The Head Elder of the tropical island of Lagrishan has a problem. A burst of foreign aid money was spent on extra roads between villages some years ago. But the jungle overtakes roads relentlessly, so the large road network is too expensive to maintain. The Council of Elders must choose to stop maintaining some roads. The map above on the left shows all the roads in use now and the cost in aacms per month to maintain them. Of course there needs to be some way to get between all the villages on maintained roads, even if the route is not as short as before. The Chief Elder would like to tell the Council of Elders what would be the smallest amount they could spend in aacms per month to maintain roads that would connect all the villages. The villages are labeled A through I in the maps above. The map on the right shows the roads that could be maintained most cheaply, for 216 aacms per month. Your task is to write a program that will solve such problems.
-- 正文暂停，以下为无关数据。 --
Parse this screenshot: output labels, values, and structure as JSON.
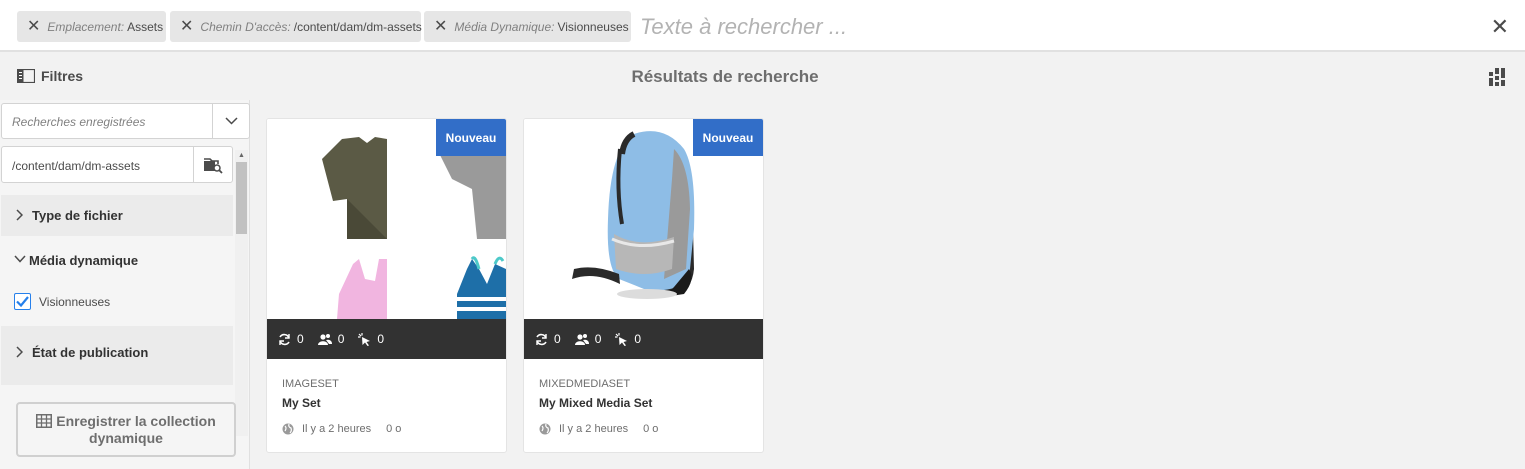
{
  "search": {
    "tags": [
      {
        "key": "Emplacement:",
        "value": "Assets"
      },
      {
        "key": "Chemin D'accès:",
        "value": "/content/dam/dm-assets"
      },
      {
        "key": "Média Dynamique:",
        "value": "Visionneuses"
      }
    ],
    "placeholder": "Texte à rechercher ..."
  },
  "header": {
    "filters_label": "Filtres",
    "title": "Résultats de recherche"
  },
  "rail": {
    "saved_searches_placeholder": "Recherches enregistrées",
    "path_value": "/content/dam/dm-assets",
    "sections": {
      "file_type": "Type de fichier",
      "dynamic_media": "Média dynamique",
      "viewers_option": "Visionneuses",
      "publish_state": "État de publication"
    },
    "viewers_checked": true,
    "save_button": {
      "line1": "Enregistrer la collection",
      "line2": "dynamique"
    }
  },
  "cards": [
    {
      "badge": "Nouveau",
      "type": "IMAGESET",
      "name": "My Set",
      "time": "Il y a 2 heures",
      "size": "0 o",
      "stats": {
        "refresh": "0",
        "users": "0",
        "clicks": "0"
      }
    },
    {
      "badge": "Nouveau",
      "type": "MIXEDMEDIASET",
      "name": "My Mixed Media Set",
      "time": "Il y a 2 heures",
      "size": "0 o",
      "stats": {
        "refresh": "0",
        "users": "0",
        "clicks": "0"
      }
    }
  ],
  "colors": {
    "badge": "#326ec8",
    "stats_bar": "#323232",
    "checkbox": "#2680eb"
  }
}
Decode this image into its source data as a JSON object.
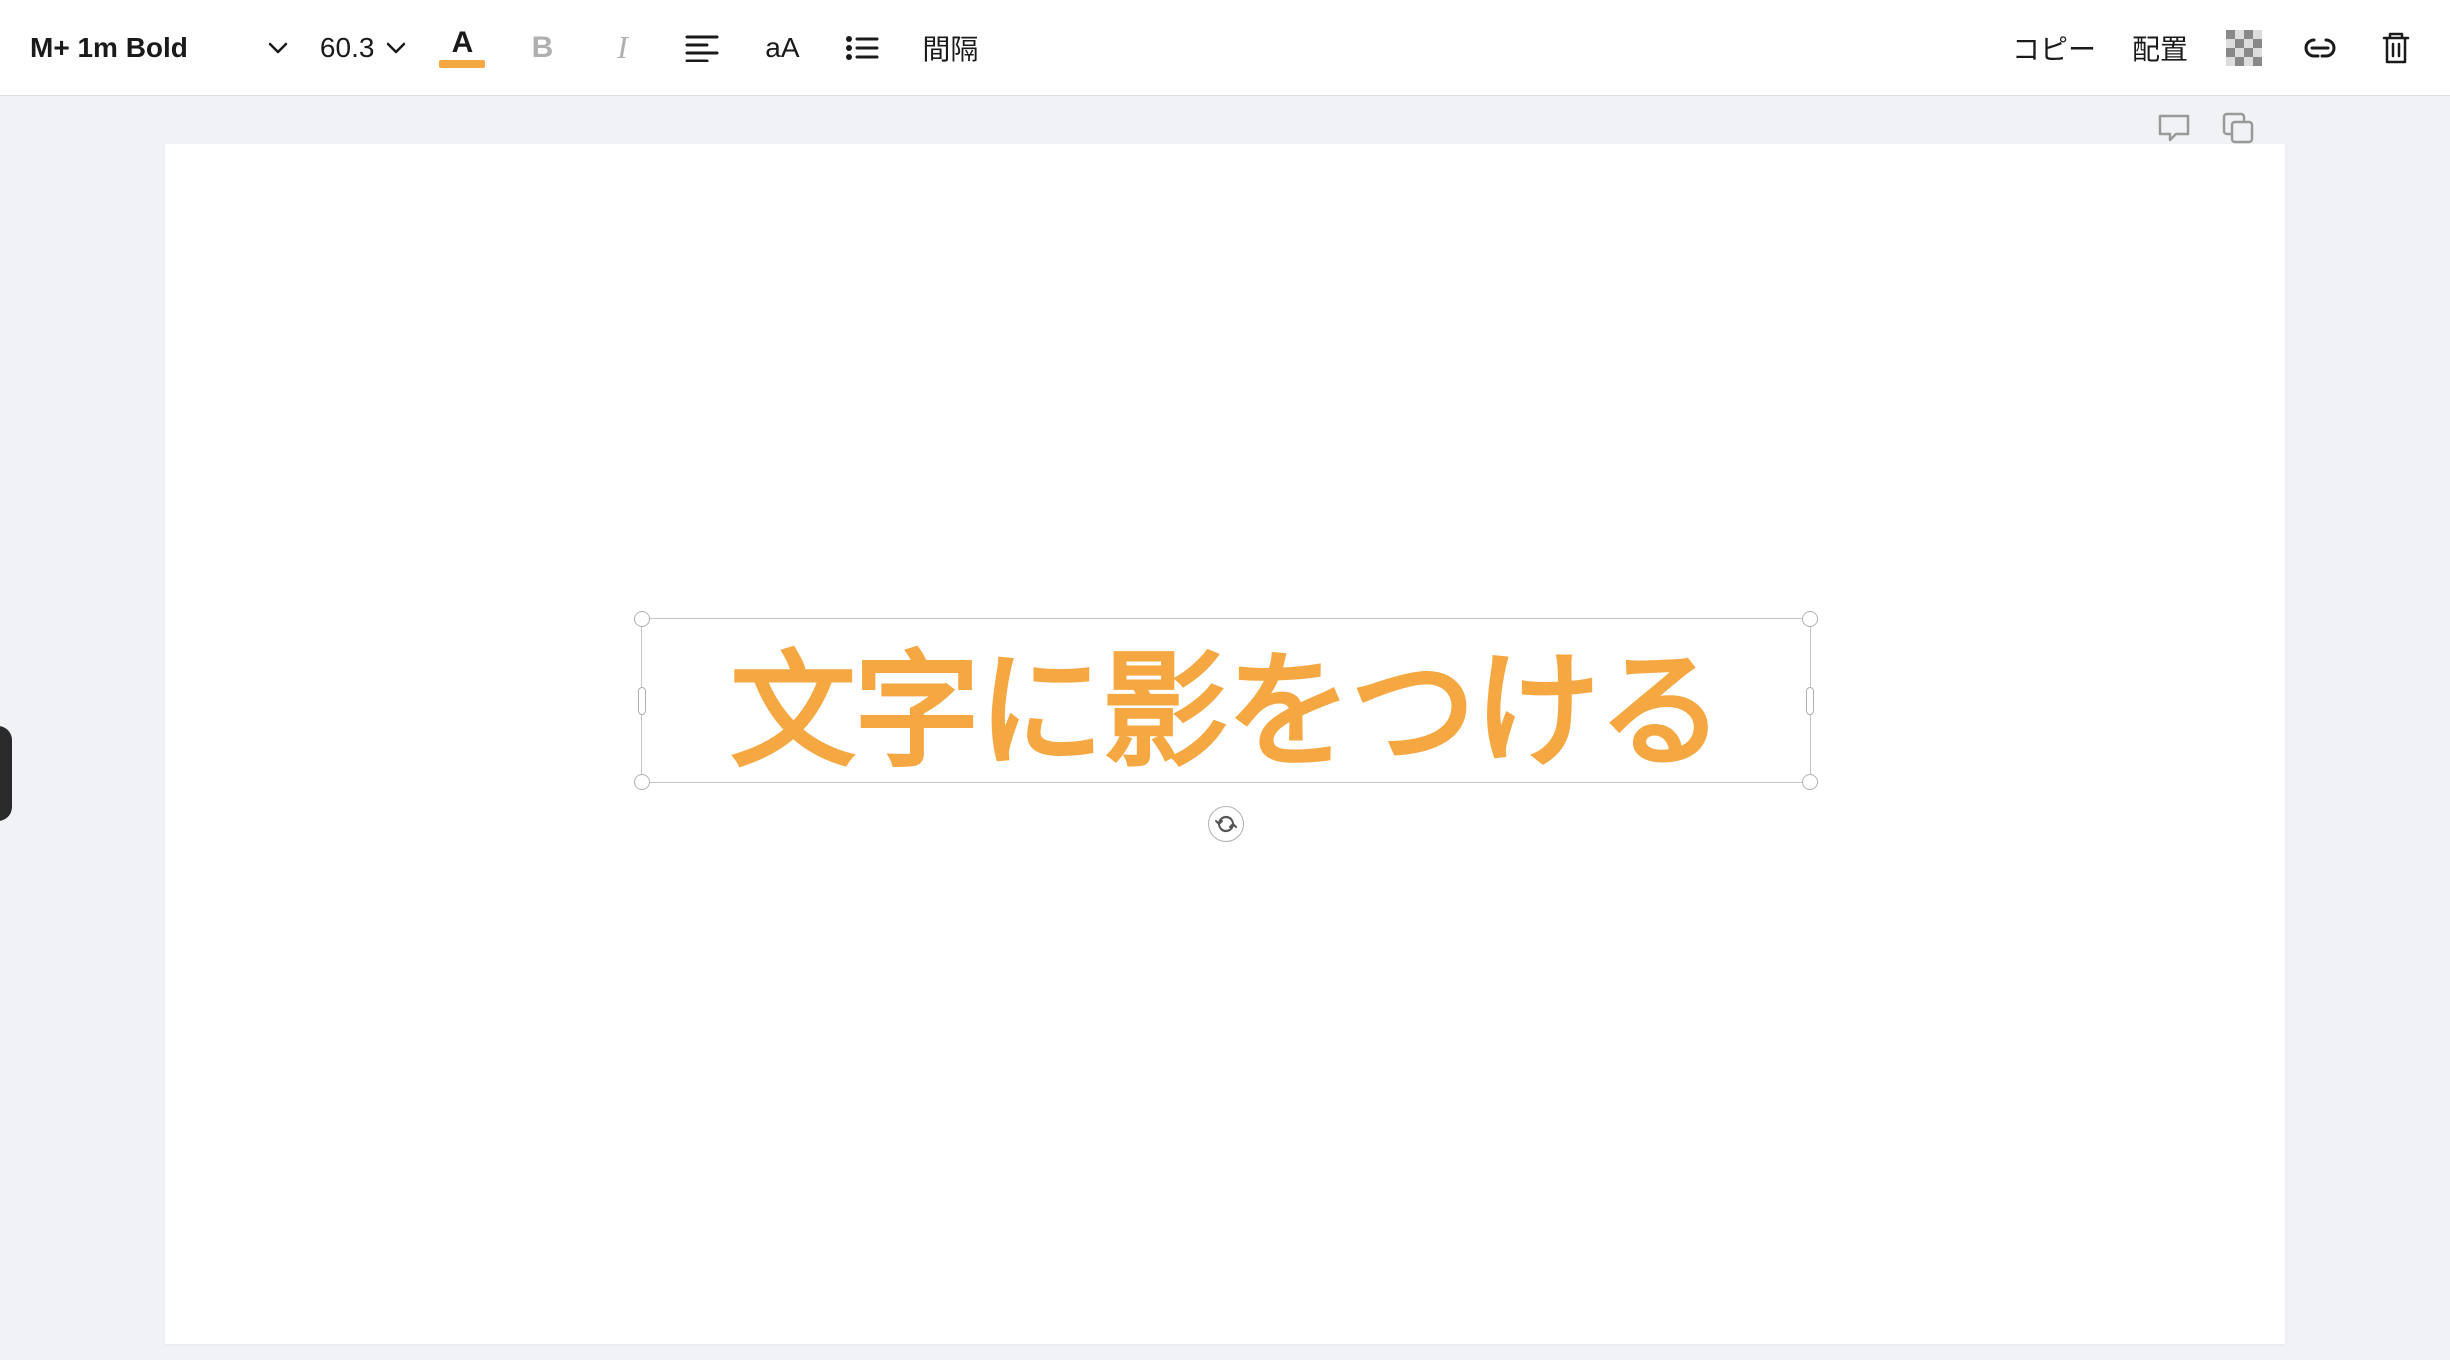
{
  "toolbar": {
    "font_name": "M+ 1m Bold",
    "font_size": "60.3",
    "text_color_letter": "A",
    "text_color_hex": "#f5a742",
    "bold_label": "B",
    "italic_label": "I",
    "case_label": "aA",
    "spacing_label": "間隔",
    "copy_label": "コピー",
    "position_label": "配置"
  },
  "canvas": {
    "text_content": "文字に影をつける",
    "text_color": "#f5a742"
  }
}
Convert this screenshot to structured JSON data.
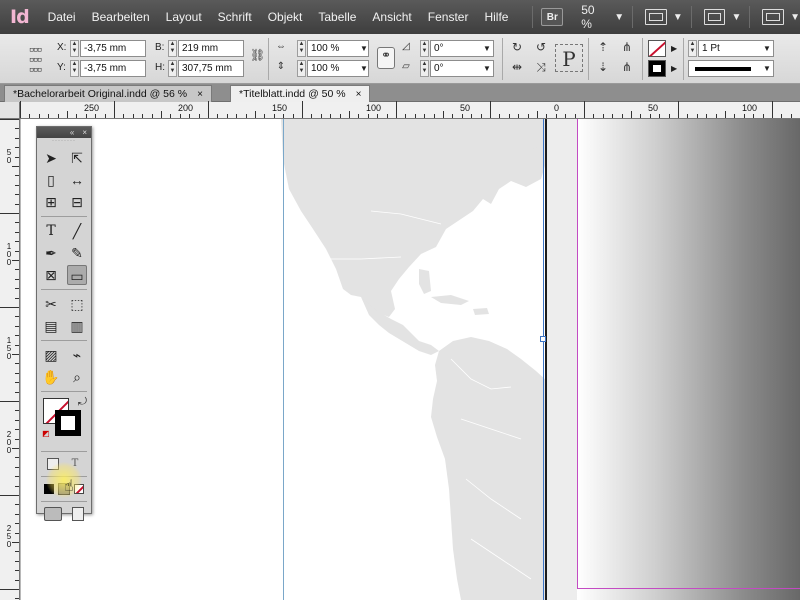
{
  "app": {
    "logo": "Id"
  },
  "menu": [
    "Datei",
    "Bearbeiten",
    "Layout",
    "Schrift",
    "Objekt",
    "Tabelle",
    "Ansicht",
    "Fenster",
    "Hilfe"
  ],
  "menubar": {
    "bridge": "Br",
    "zoom": "50 %"
  },
  "control": {
    "x_label": "X:",
    "x_value": "-3,75 mm",
    "y_label": "Y:",
    "y_value": "-3,75 mm",
    "w_label": "B:",
    "w_value": "219 mm",
    "h_label": "H:",
    "h_value": "307,75 mm",
    "scale_x": "100 %",
    "scale_y": "100 %",
    "rotate": "0°",
    "shear": "0°",
    "stroke_weight": "1 Pt"
  },
  "tabs": [
    {
      "label": "*Bachelorarbeit Original.indd @ 56 %",
      "close": "×",
      "active": false
    },
    {
      "label": "*Titelblatt.indd @ 50 %",
      "close": "×",
      "active": true
    }
  ],
  "ruler_top": [
    "250",
    "200",
    "150",
    "100",
    "50",
    "0",
    "50",
    "100"
  ],
  "ruler_left": [
    {
      "digits": [
        "5",
        "0"
      ]
    },
    {
      "digits": [
        "1",
        "0",
        "0"
      ]
    },
    {
      "digits": [
        "1",
        "5",
        "0"
      ]
    },
    {
      "digits": [
        "2",
        "0",
        "0"
      ]
    },
    {
      "digits": [
        "2",
        "5",
        "0"
      ]
    }
  ],
  "tools": {
    "header_collapse": "«",
    "header_close": "×",
    "grip": "········",
    "type_t": "T",
    "text_frame": "T"
  },
  "colors": {
    "menubar": "#4a4a4a",
    "logo": "#f3b6d3",
    "map_land": "#e3e3e3",
    "guide": "#3b73c4",
    "margin": "#c34bc3",
    "none_swatch": "#c8102e"
  }
}
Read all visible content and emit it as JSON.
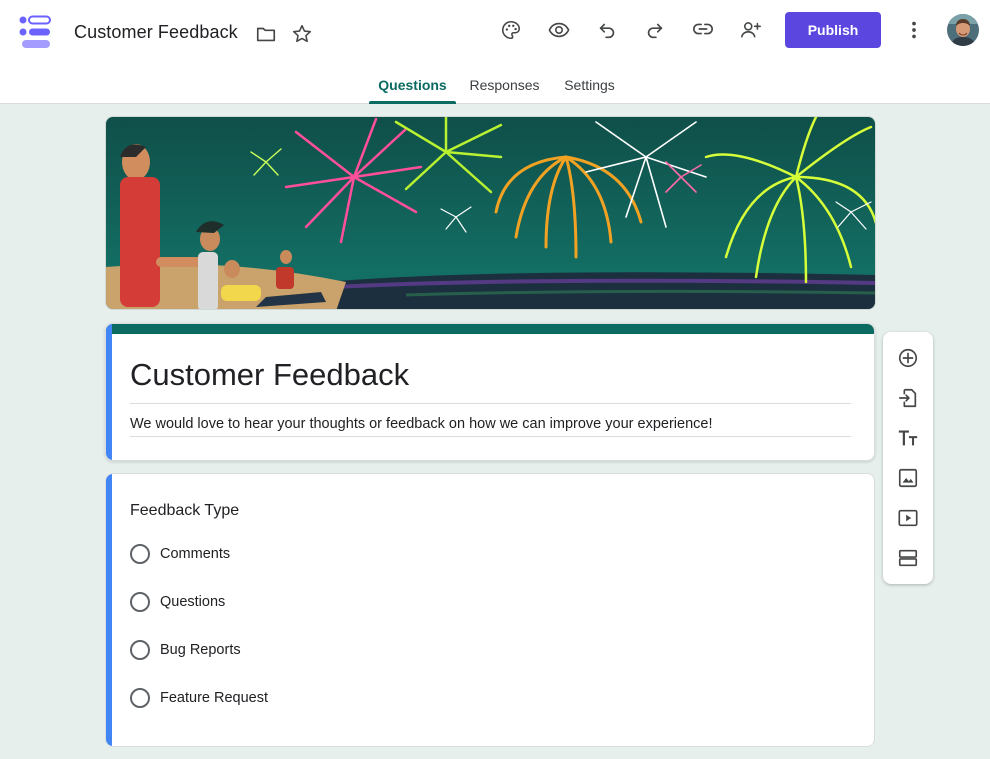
{
  "app": {
    "title": "Customer Feedback",
    "icons": [
      "app-logo",
      "folder-icon",
      "star-icon"
    ]
  },
  "toolbar": {
    "icons": [
      "palette-icon",
      "preview-icon",
      "undo-icon",
      "redo-icon",
      "link-icon",
      "add-collaborator-icon"
    ],
    "publish_label": "Publish",
    "more_icon": "more-vert-icon",
    "accent": "#5b47e0"
  },
  "tabs": [
    {
      "label": "Questions",
      "active": true
    },
    {
      "label": "Responses",
      "active": false
    },
    {
      "label": "Settings",
      "active": false
    }
  ],
  "form": {
    "title": "Customer Feedback",
    "description": "We would love to hear your thoughts or feedback on how we can improve your experience!",
    "theme_color": "#0b6b61"
  },
  "question": {
    "title": "Feedback Type",
    "type": "multiple-choice",
    "options": [
      "Comments",
      "Questions",
      "Bug Reports",
      "Feature Request"
    ]
  },
  "side_toolbar": {
    "icons": [
      "add-question-icon",
      "import-questions-icon",
      "add-title-icon",
      "add-image-icon",
      "add-video-icon",
      "add-section-icon"
    ]
  }
}
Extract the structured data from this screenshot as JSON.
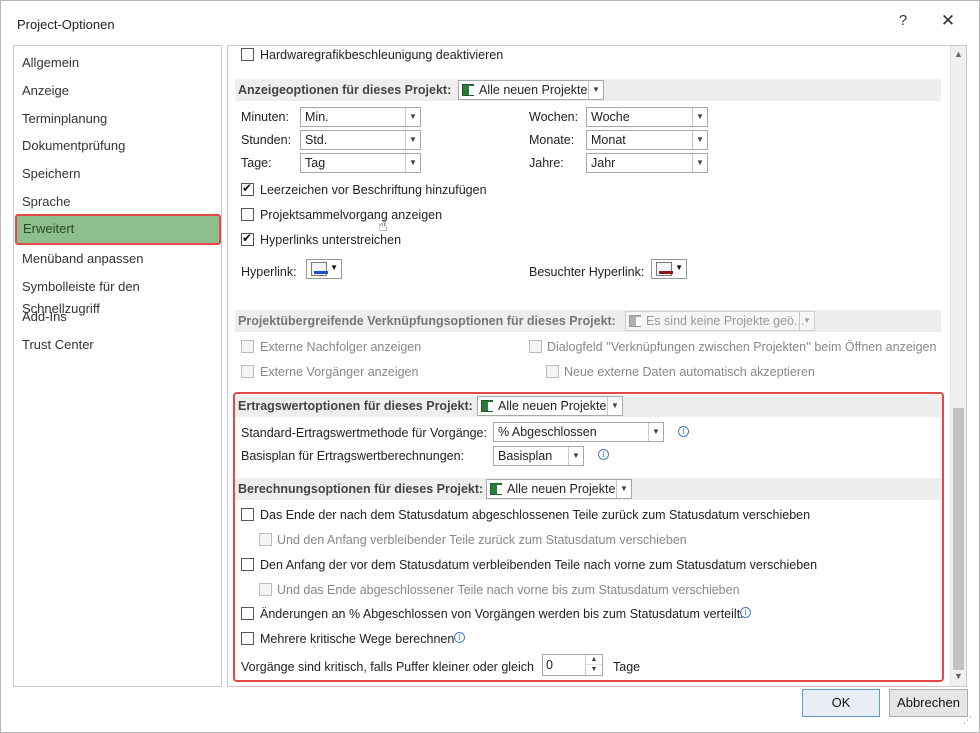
{
  "window": {
    "title": "Project-Optionen",
    "help_label": "?",
    "close_label": "✕"
  },
  "nav": {
    "items": [
      "Allgemein",
      "Anzeige",
      "Terminplanung",
      "Dokumentprüfung",
      "Speichern",
      "Sprache",
      "Erweitert",
      "Menüband anpassen",
      "Symbolleiste für den Schnellzugriff",
      "Add-Ins",
      "Trust Center"
    ],
    "selected": "Erweitert"
  },
  "top": {
    "hw_accel_label": "Hardwaregrafikbeschleunigung deaktivieren"
  },
  "display": {
    "section_label": "Anzeigeoptionen für dieses Projekt:",
    "project_select": "Alle neuen Projekte",
    "minutes_label": "Minuten:",
    "minutes_value": "Min.",
    "hours_label": "Stunden:",
    "hours_value": "Std.",
    "days_label": "Tage:",
    "days_value": "Tag",
    "weeks_label": "Wochen:",
    "weeks_value": "Woche",
    "months_label": "Monate:",
    "months_value": "Monat",
    "years_label": "Jahre:",
    "years_value": "Jahr",
    "add_space_label": "Leerzeichen vor Beschriftung hinzufügen",
    "summary_task_label": "Projektsammelvorgang anzeigen",
    "underline_links_label": "Hyperlinks unterstreichen",
    "hyperlink_label": "Hyperlink:",
    "visited_hyperlink_label": "Besuchter Hyperlink:",
    "hyperlink_color": "#1f4fd1",
    "visited_color": "#8b1a1a"
  },
  "crossproject": {
    "section_label": "Projektübergreifende Verknüpfungsoptionen für dieses Projekt:",
    "project_select": "Es sind keine Projekte geö...",
    "ext_successors_label": "Externe Nachfolger anzeigen",
    "ext_predecessors_label": "Externe Vorgänger anzeigen",
    "links_dialog_label": "Dialogfeld ''Verknüpfungen zwischen Projekten'' beim Öffnen anzeigen",
    "auto_accept_label": "Neue externe Daten automatisch akzeptieren"
  },
  "earned_value": {
    "section_label": "Ertragswertoptionen für dieses Projekt:",
    "project_select": "Alle neuen Projekte",
    "method_label": "Standard-Ertragswertmethode für Vorgänge:",
    "method_value": "% Abgeschlossen",
    "baseline_label": "Basisplan für Ertragswertberechnungen:",
    "baseline_value": "Basisplan"
  },
  "calculation": {
    "section_label": "Berechnungsoptionen für dieses Projekt:",
    "project_select": "Alle neuen Projekte",
    "move_end_label": "Das Ende der nach dem Statusdatum abgeschlossenen Teile zurück zum Statusdatum verschieben",
    "move_start_remaining_label": "Und den Anfang verbleibender Teile zurück zum Statusdatum verschieben",
    "move_start_label": "Den Anfang der vor dem Statusdatum verbleibenden Teile nach vorne zum Statusdatum verschieben",
    "move_end_completed_label": "Und das Ende abgeschlossener Teile nach vorne bis zum Statusdatum verschieben",
    "spread_label": "Änderungen an % Abgeschlossen von Vorgängen werden bis zum Statusdatum verteilt.",
    "multiple_critical_label": "Mehrere kritische Wege berechnen",
    "critical_slack_label": "Vorgänge sind kritisch, falls Puffer kleiner oder gleich",
    "critical_slack_value": "0",
    "critical_slack_unit": "Tage"
  },
  "buttons": {
    "ok": "OK",
    "cancel": "Abbrechen"
  }
}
The input consists of one to 100 data sets, followed by a final line containing only 0. Each data set starts with a line containing only a number n, which is the number of villages, 1 < n < 27, and the villages are labeled with the first n letters of the alphabet, capitalized. Each data set is completed with n-1 lines that start with village labels in alphabetical order. There is no line for the last village. Each line for a village starts with the village label followed by a number, k, of roads from this village to villages with labels later in the alphabet. If k is greater than 0, the line continues with data for each of the k roads. The data for each road is the village label for the other end of the road followed by the monthly maintenance cost in aacms for the road. Maintenance costs will be positive integers less than 100. All data fields in the row are separated by single blanks. The road network will always allow travel between all the villages. The network will never have more than 75 roads. No village will have more than 15 roads going to other villages (before or after in the alphabet). In the sample input below, the first data set goes with the map above.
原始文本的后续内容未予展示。